In the previous two chapters we have looked at situations in which we've tried to test for differences between groups when there has been a single independent variable (i.e., one variable has been manipulated). However, at the beginning of Chapter 11 I said that one of the advantages of ANOVA was that we could look at the effects of more than one independent variable (and how these variables interact). This chapter extends what we already know about ANOVA to look at situations where there are two independent variables. We've already seen in the previous chapter that it's very easy to incorporate a second variable into the ANOVA framework when that variable is a continuous variable (i.e., not split into groups), but now we'll move onto to situations where there is a second independent variable that has been systematically manipulated by assigning people to different conditions.

Factorial designs

In the previous two chapters we have explored situations in which we have looked at the effects of a single independent variable on some outcome. However, independent variables often get lonely and want to have friends. Scientists are obliging individuals and often put a second (or third) independent variable into their designs to keep the others company. When an experiment has two or more independent variables it is known as a factorial design (this is because, as we have seen, variables are sometimes referred to as factors). There are several types of factorial design:

Independent factorial design: In this type of experiment there are several independent variables or predictors and each has been measured using different entities (between groups). We discuss this design in this chapter.

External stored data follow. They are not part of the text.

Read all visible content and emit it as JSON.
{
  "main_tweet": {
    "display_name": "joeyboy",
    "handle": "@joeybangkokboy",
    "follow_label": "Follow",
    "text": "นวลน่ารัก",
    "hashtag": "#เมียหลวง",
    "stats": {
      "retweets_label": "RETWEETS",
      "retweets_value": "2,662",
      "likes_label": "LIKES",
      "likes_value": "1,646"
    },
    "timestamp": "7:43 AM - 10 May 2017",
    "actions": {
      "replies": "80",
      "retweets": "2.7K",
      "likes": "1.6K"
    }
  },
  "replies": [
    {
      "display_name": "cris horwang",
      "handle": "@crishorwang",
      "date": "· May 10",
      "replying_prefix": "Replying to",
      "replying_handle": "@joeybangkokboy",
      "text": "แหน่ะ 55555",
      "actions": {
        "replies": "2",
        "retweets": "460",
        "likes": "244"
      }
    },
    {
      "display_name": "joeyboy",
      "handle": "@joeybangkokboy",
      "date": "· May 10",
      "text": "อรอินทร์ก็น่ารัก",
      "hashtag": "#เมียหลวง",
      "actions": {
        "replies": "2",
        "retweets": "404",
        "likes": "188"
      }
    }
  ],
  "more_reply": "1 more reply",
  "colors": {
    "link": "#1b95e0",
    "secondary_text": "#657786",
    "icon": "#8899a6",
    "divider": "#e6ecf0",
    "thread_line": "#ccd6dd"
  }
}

Repeated-measures (related) factorial design: This is an experiment in which several independent variables or predictors have been measured, but the same entities have been used in all conditions. This design is discussed in Chapter 14.

Mixed design: This is a design in which several independent variables or predictors have been measured; some have been measured with different entities whereas others used the same entities. This design is discussed in Chapter 15.

As you might imagine, analysing these types of experiments can get quite complicated. Fortunately, we can extend the ANOVA model that we encountered in the previous two chapters to deal with these more complicated situations. When we use ANOVA to analyse a situation in which there are two or more independent variables it is sometimes called factorial ANOVA; however, the specific names attached to different ANOVAs reflect the experimental design that they are being used to analyse (see Jane Superbrain Box 13.1). This section extends the one-way ANOVA model to the factorial case (specifically when there are two independent variables). In subsequent chapters we will look at repeated-measures designs, factorial repeated-measures designs and finally mixed designs.